La reciente cumbre del G7 en Évian ha marcado un hito significativo en el apoyo a Ucrania, con el respaldo unificado de las siete principales economías del mundo que permitirá a este país fabricar armamento bajo licencia, destacando los misiles estadounidenses Patriot. Esta decisión viene acompañada de un cambio notable en la postura del ex presidente Donald Trump hacia Rusia, quien ahora reconoce el liderazgo de Ucrania en este conflicto.
Durante las tres jornadas de la cumbre, Trump adoptó una postura más firme, posicionando a Putin como uno de los “perdedores” en contraste con el presidente ucraniano, Volodymyr Zelensky, visto como un “ganador”. Este cambio ha sido aclamado por la presidencia francesa del G7, que destacó cómo, a través del diálogo y la diplomacia, se ha logrado una convergencia de posturas entre los siete líderes mundiales: Estados Unidos, Japón, Alemania, Francia, Reino Unido, Italia y Canadá.
El compromiso de Trump incluye el impulso del apoyo militar a Kiev en términos de defensa antiaérea, habilitando la producción local de misiles, especialmente aquellos fabricados por el conglomerado estadounidense Lockheed Martin y por MBDA, una empresa franco-británica. Esta decisión se toma en medio de la creciente amenaza de ataques rusos, que han resultado en un promedio de dos bombardeos mensuales sobre Ucrania con misiles de largo alcance.
Hasta ahora, Ucrania había recibido misiles PAC-3 para sus sistemas Patriot, pero estos eran financiados por sus aliados europeos. No obstante, la capacidad de producción local bajo licencia subraya un cambio estratégico en el enfoque de apoyo militar hacia Ucrania. Los líderes han justificado esta decisión como una medida necesaria frente a la escasez de misiles anti-bala, que en su mayoría son fabricados únicamente en Estados Unidos.
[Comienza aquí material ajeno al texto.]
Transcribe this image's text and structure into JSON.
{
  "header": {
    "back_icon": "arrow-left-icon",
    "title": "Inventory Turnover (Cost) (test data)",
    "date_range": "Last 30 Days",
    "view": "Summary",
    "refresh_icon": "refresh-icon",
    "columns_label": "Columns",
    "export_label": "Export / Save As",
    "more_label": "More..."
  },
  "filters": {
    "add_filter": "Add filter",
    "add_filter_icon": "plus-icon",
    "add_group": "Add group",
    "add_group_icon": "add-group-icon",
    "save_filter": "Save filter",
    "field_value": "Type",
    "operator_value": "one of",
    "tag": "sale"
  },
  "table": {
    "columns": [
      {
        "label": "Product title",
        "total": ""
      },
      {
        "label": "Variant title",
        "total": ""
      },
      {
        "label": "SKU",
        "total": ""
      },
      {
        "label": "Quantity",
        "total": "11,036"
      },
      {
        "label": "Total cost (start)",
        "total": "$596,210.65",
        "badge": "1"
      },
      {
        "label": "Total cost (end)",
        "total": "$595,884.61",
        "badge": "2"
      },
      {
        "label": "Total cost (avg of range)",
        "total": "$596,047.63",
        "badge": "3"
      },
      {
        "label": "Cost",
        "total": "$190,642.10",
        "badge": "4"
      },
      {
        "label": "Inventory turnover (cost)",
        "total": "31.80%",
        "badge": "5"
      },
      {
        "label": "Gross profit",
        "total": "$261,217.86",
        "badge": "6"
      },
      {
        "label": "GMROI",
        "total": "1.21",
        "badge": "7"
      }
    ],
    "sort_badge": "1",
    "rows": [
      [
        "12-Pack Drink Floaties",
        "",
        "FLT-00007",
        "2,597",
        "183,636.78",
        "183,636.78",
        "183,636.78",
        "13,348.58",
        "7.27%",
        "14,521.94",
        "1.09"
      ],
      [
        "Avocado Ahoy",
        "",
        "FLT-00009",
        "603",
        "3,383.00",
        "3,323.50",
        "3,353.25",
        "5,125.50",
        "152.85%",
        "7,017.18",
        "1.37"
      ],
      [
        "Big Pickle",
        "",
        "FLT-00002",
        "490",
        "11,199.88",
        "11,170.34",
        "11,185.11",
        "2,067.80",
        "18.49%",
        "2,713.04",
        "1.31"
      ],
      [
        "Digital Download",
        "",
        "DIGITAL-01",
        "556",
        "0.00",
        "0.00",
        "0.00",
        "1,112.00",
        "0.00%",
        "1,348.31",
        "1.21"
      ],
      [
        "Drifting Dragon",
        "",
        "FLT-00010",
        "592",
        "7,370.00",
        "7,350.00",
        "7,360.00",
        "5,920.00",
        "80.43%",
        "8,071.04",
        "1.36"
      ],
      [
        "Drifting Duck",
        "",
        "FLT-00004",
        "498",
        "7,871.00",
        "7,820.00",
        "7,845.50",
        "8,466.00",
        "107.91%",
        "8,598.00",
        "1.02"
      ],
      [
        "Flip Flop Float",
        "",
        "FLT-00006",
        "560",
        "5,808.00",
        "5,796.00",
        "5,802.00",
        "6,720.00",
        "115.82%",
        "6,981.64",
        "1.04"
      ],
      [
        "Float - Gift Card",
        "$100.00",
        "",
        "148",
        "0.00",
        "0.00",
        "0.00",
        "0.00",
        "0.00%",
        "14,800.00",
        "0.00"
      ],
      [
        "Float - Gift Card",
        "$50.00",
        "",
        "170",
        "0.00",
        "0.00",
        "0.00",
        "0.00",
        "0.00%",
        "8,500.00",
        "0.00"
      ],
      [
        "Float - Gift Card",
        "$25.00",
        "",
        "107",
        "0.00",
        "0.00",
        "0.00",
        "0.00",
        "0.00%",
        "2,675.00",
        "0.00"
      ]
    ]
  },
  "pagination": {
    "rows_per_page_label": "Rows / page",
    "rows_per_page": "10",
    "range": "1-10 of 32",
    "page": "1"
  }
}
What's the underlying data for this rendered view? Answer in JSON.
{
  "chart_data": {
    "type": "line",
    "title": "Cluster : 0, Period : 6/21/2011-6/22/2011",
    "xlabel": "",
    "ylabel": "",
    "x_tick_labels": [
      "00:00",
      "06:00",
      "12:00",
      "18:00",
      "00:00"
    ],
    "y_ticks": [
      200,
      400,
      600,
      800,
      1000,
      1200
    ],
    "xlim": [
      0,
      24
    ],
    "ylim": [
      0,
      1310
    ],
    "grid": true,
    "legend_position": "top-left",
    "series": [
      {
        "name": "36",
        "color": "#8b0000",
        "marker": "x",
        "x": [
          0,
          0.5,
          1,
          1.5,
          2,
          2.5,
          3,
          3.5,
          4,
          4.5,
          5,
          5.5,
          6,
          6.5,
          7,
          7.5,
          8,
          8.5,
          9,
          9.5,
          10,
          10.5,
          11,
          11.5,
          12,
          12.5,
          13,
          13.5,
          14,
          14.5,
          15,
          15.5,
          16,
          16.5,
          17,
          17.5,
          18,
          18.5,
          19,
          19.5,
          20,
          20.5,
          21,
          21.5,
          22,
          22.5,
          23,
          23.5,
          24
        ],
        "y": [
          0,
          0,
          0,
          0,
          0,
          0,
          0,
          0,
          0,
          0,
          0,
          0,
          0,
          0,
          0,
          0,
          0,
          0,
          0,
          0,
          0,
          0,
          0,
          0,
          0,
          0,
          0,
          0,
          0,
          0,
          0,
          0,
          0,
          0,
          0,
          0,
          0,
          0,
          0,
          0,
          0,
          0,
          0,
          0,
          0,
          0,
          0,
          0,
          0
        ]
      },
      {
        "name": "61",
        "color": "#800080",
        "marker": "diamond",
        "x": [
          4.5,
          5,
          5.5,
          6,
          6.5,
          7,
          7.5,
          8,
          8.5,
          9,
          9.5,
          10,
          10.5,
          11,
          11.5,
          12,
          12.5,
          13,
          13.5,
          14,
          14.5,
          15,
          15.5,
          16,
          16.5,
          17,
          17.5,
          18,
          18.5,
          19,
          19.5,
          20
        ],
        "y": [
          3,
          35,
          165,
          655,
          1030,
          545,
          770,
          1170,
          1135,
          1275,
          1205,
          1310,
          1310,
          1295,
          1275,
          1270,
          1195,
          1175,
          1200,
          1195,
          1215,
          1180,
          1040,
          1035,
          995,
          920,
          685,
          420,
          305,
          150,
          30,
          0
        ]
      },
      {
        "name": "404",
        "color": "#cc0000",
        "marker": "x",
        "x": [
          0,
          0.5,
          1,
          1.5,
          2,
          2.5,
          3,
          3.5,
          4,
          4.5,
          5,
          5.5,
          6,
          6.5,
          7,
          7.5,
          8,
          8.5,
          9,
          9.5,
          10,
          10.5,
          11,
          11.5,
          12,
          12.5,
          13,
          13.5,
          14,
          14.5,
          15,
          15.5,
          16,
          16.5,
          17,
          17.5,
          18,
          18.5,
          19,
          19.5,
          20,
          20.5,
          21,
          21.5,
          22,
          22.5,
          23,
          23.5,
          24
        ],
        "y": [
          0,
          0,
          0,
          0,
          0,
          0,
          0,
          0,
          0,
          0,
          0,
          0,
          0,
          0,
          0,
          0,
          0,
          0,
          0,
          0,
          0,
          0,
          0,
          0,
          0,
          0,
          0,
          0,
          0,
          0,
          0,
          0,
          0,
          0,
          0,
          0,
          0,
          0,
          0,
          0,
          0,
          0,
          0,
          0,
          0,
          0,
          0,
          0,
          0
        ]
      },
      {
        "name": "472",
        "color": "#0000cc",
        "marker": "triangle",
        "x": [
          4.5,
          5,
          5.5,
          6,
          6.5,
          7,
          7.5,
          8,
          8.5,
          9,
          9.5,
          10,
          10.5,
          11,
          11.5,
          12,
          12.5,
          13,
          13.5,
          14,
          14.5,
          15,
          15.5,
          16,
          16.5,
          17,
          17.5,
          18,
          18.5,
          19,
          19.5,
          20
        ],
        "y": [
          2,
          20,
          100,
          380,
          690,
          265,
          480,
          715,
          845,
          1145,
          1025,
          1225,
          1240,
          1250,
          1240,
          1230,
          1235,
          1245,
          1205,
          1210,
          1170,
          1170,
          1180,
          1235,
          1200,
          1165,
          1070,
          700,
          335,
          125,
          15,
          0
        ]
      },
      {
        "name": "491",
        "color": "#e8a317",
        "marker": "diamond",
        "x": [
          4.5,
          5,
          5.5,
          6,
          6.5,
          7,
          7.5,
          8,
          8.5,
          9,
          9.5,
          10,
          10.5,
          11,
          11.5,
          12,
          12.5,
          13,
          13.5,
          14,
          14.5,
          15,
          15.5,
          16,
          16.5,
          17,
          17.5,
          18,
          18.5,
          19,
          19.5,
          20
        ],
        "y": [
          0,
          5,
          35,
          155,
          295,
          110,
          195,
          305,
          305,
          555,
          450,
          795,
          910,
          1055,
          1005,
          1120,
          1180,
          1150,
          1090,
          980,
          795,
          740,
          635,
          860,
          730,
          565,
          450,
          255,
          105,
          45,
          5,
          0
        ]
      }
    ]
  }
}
El presidente Macron ha elogiado este “cambio profundo” en la política estadounidense, considerando que Trump ahora entiende la falta de voluntad de Putin para negociar un alto al fuego. Esto se refleja en el compromiso de aumentar el suministro de equipamiento de defensa aérea a Ucrania y de reforzar las sanciones económicas contra Rusia, focalizando en sus ingresos por combustibles fósiles.
Con esta unidad renovada, los líderes del G7 no solo han acordado respaldar a Ucrania, sino también ejercer mayor presión sobre Rusia para poner fin a la guerra que lleva más de cuatro años y ha causado innumerables víctimas en ambos lados. La firmeza en la posición de Estados Unidos ha abierto nuevas posibilidades para un futuro más seguro en Europa del Este, mostrando cómo la colaboración internacional puede marcar la diferencia en tiempos de crisis.